Malgré la contradiction qu’en ressort, les Chartes statutaires des Eglises de Chypre et de Russie introduisent un double système ecclésiologico-canonique d’exercice de leur juridiction ecclésiastique, dualité inadmissible du point de vue ecclésiologique. Car :
- Du point de vue ecclésiologique, elles privilégient le “territoire canonique”, c’est-à-dire la territorialité et la mono-juridiction à l’intérieur des frontières du corps de l’Eglise établie localement.
Mais
- Du point de vue statutaire, elles revendiquent une “juridiction transfrontière (hyperoria)”, c’est-à-dire la co-territorialité et la multi-juridiction à l’extérieur des frontières du corps de l’Eglise établie localement.

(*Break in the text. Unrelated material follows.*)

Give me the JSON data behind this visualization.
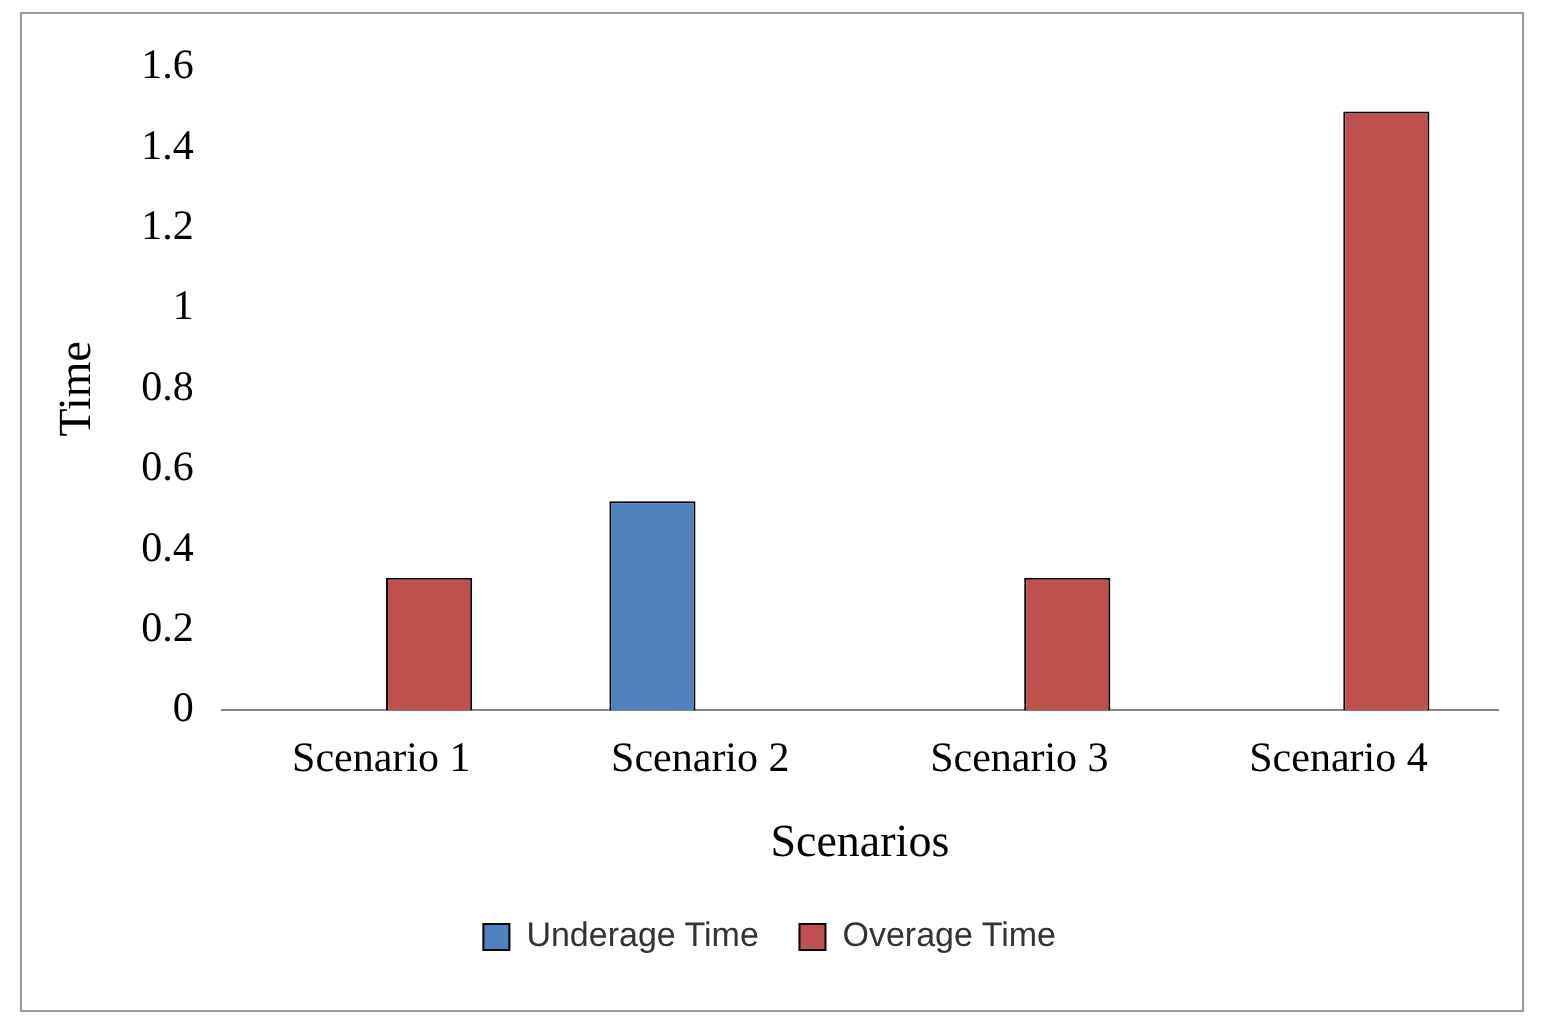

Ce fait à lui seul constitue par définition une altération et une aliénation de l’Ecclésiologie de l’Eglise et engendre, en deux mots, si l’on peut se permettre l’expression, un bricolage (bric-à-brac) ecclésiologique. L’Ecclésiologie de l’Eglise du Nouveau Testament, des Canons et des Pères n’a, à ce sujet, rien de rien à voir avec les Chartes statutaires en question, et inversement. On confirme ainsi le fameux adage qui souligne les priorités éonistiques des Chrétiens : « Siamo primo Veneziani e poi Christiani ».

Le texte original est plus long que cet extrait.